The opportunity arose for you to undertake training in a certain professional field.
Before applying you were only on a temporary visa.
You incurred expenses on obtaining your permanent residency for the specific purpose of undertaking the training.
Relevant legislative provisions
Income Tax Assessment Act 1997 Section 8-1
Reasons for decision
Section 8-1 of the Income Tax Assessment Act 1997 (ITAA 1997) broadly allows a deduction for any losses or outgoings to the extent to which they are incurred in gaining or producing assessable income except to the extent outgoings are of a capital, private or domestic nature.
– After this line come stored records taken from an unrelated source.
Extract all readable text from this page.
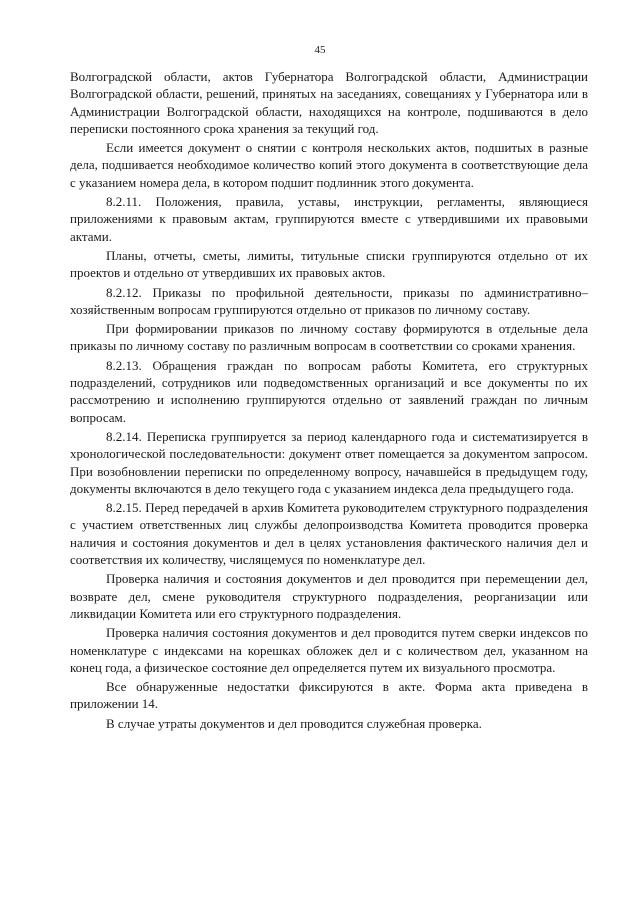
45

Волгоградской области, актов Губернатора Волгоградской области, Администрации Волгоградской области, решений, принятых на заседаниях, совещаниях у Губернатора или в Администрации Волгоградской области, находящихся на контроле, подшиваются в дело переписки постоянного срока хранения за текущий год.

Если имеется документ о снятии с контроля нескольких актов, подшитых в разные дела, подшивается необходимое количество копий этого документа в соответствующие дела с указанием номера дела, в котором подшит подлинник этого документа.

8.2.11. Положения, правила, уставы, инструкции, регламенты, являющиеся приложениями к правовым актам, группируются вместе с утвердившими их правовыми актами.

Планы, отчеты, сметы, лимиты, титульные списки группируются отдельно от их проектов и отдельно от утвердивших их правовых актов.

8.2.12. Приказы по профильной деятельности, приказы по административно–хозяйственным вопросам группируются отдельно от приказов по личному составу.

При формировании приказов по личному составу формируются в отдельные дела приказы по личному составу по различным вопросам в соответствии со сроками хранения.

8.2.13. Обращения граждан по вопросам работы Комитета, его структурных подразделений, сотрудников или подведомственных организаций и все документы по их рассмотрению и исполнению группируются отдельно от заявлений граждан по личным вопросам.

8.2.14. Переписка группируется за период календарного года и систематизируется в хронологической последовательности: документ ответ помещается за документом запросом. При возобновлении переписки по определенному вопросу, начавшейся в предыдущем году, документы включаются в дело текущего года с указанием индекса дела предыдущего года.

8.2.15. Перед передачей в архив Комитета руководителем структурного подразделения с участием ответственных лиц службы делопроизводства Комитета проводится проверка наличия и состояния документов и дел в целях установления фактического наличия дел и соответствия их количеству, числящемуся по номенклатуре дел.

Проверка наличия и состояния документов и дел проводится при перемещении дел, возврате дел, смене руководителя структурного подразделения, реорганизации или ликвидации Комитета или его структурного подразделения.

Проверка наличия состояния документов и дел проводится путем сверки индексов по номенклатуре с индексами на корешках обложек дел и с количеством дел, указанном на конец года, а физическое состояние дел определяется путем их визуального просмотра.

Все обнаруженные недостатки фиксируются в акте. Форма акта приведена в приложении 14.

В случае утраты документов и дел проводится служебная проверка.
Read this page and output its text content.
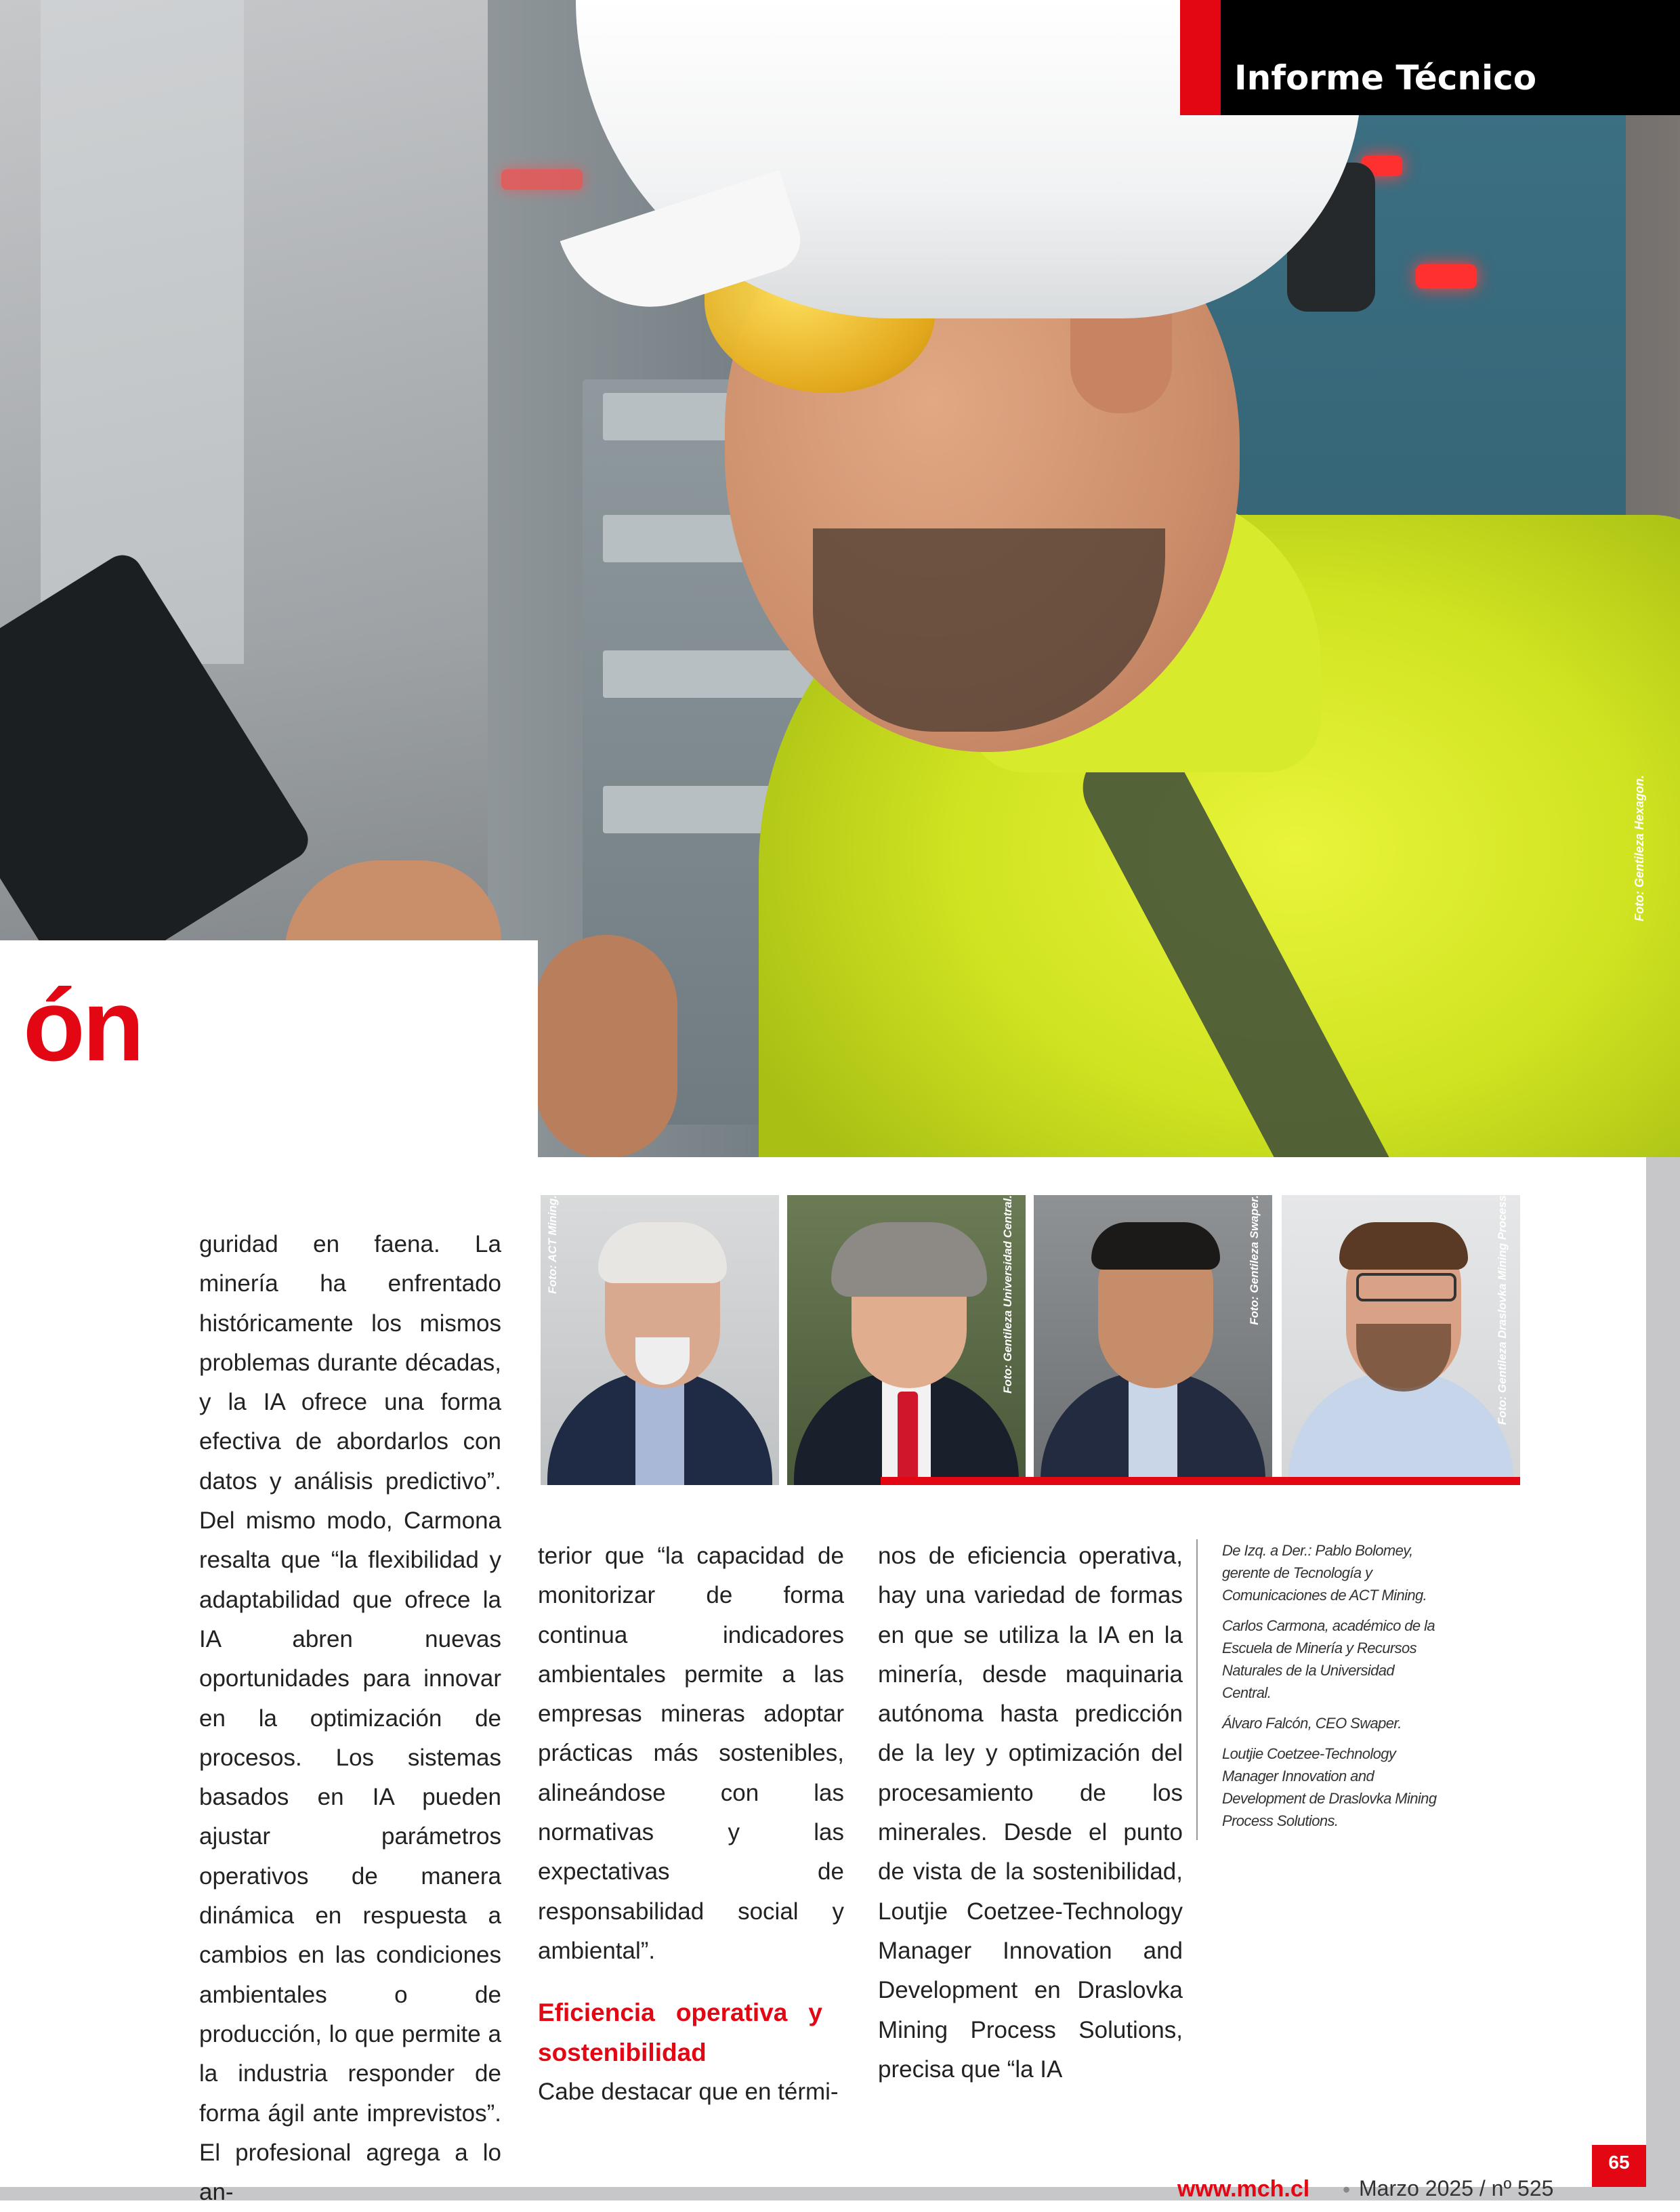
Foto: Gentileza Hexagon.
Informe Técnico
ón
Foto: ACT Mining.	Foto: Gentileza Universidad Central.	Foto: Gentileza Swaper.	Foto: Gentileza Draslovka Mining Process

guridad en faena. La minería ha enfrentado históricamente los mismos problemas durante décadas, y la IA ofrece una forma efectiva de abordarlos con datos y análisis predictivo”. Del mismo modo, Carmona resalta que “la flexibilidad y adaptabilidad que ofrece la IA abren nuevas oportunidades para innovar en la optimización de procesos. Los sistemas basados en IA pueden ajustar parámetros operativos de manera dinámica en respuesta a cambios en las condiciones ambientales o de producción, lo que permite a la industria responder de forma ágil ante imprevistos”. El profesional agrega a lo an-

terior que “la capacidad de monitorizar de forma continua indicadores ambientales permite a las empresas mineras adoptar prácticas más sostenibles, alineándose con las normativas y las expectativas de responsabilidad social y ambiental”.

Eficiencia operativa y sostenibilidad

Cabe destacar que en térmi-

nos de eficiencia operativa, hay una variedad de formas en que se utiliza la IA en la minería, desde maquinaria autónoma hasta predicción de la ley y optimización del procesamiento de los minerales. Desde el punto de vista de la sostenibilidad, Loutjie Coetzee-Technology Manager Innovation and Development en Draslovka Mining Process Solutions, precisa que “la IA

De Izq. a Der.: Pablo Bolomey, gerente de Tecnología y Comunicaciones de ACT Mining.

Carlos Carmona, académico de la Escuela de Minería y Recursos Naturales de la Universidad Central.

Álvaro Falcón, CEO Swaper.

Loutjie Coetzee-Technology Manager Innovation and Development de Draslovka Mining Process Solutions.

www.mch.cl • Marzo 2025 / nº 525
65
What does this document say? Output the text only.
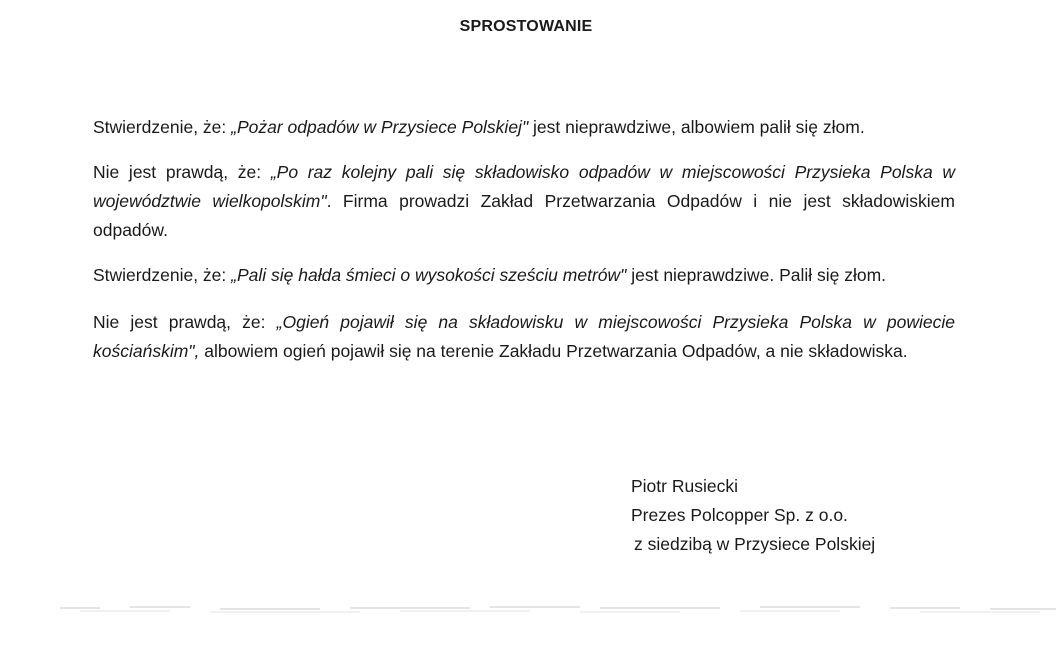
SPROSTOWANIE

Stwierdzenie, że: „Pożar odpadów w Przysiece Polskiej" jest nieprawdziwe, albowiem palił się złom.

Nie jest prawdą, że: „Po raz kolejny pali się składowisko odpadów w miejscowości Przysieka Polska w województwie wielkopolskim". Firma prowadzi Zakład Przetwarzania Odpadów i nie jest składowiskiem odpadów.

Stwierdzenie, że: „Pali się hałda śmieci o wysokości sześciu metrów" jest nieprawdziwe. Palił się złom.

Nie jest prawdą, że: „Ogień pojawił się na składowisku w miejscowości Przysieka Polska w powiecie kościańskim", albowiem ogień pojawił się na terenie Zakładu Przetwarzania Odpadów, a nie składowiska.

Piotr Rusiecki
Prezes Polcopper Sp. z o.o.
z siedzibą w Przysiece Polskiej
The courts have considered the meaning of 'incurred in gaining or producing the assessable income'. In Ronpibon Tin NL Tong Kah Compound NL v. Federal Commissioner of Taxation (1949) 78 CLR 47; 56 ALR 785; 8 ATD 431 the High Court stated that
'For expenditure to form an allowable deduction as an outgoing incurred in gaining or producing the assessable income it must be incidental and relevant to that end. The words "incurred in gaining or producing assessable income" mean in the course of gaining or producing such income.'
The expenditure must therefore be related to the production of assessable income. The cost of applying for a permanent residency visa is considered private in nature and not deductible under section 8-1 of the ITAA 1997 because the purpose of applying for the visa was to allow you to remain legally in Australia.
The cost was not incurred in the performance of your employment duties. Accordingly, as the expense you incurred in applying for the visa was not incurred in gaining your assessable income, you are not entitled to a deduction for this cost.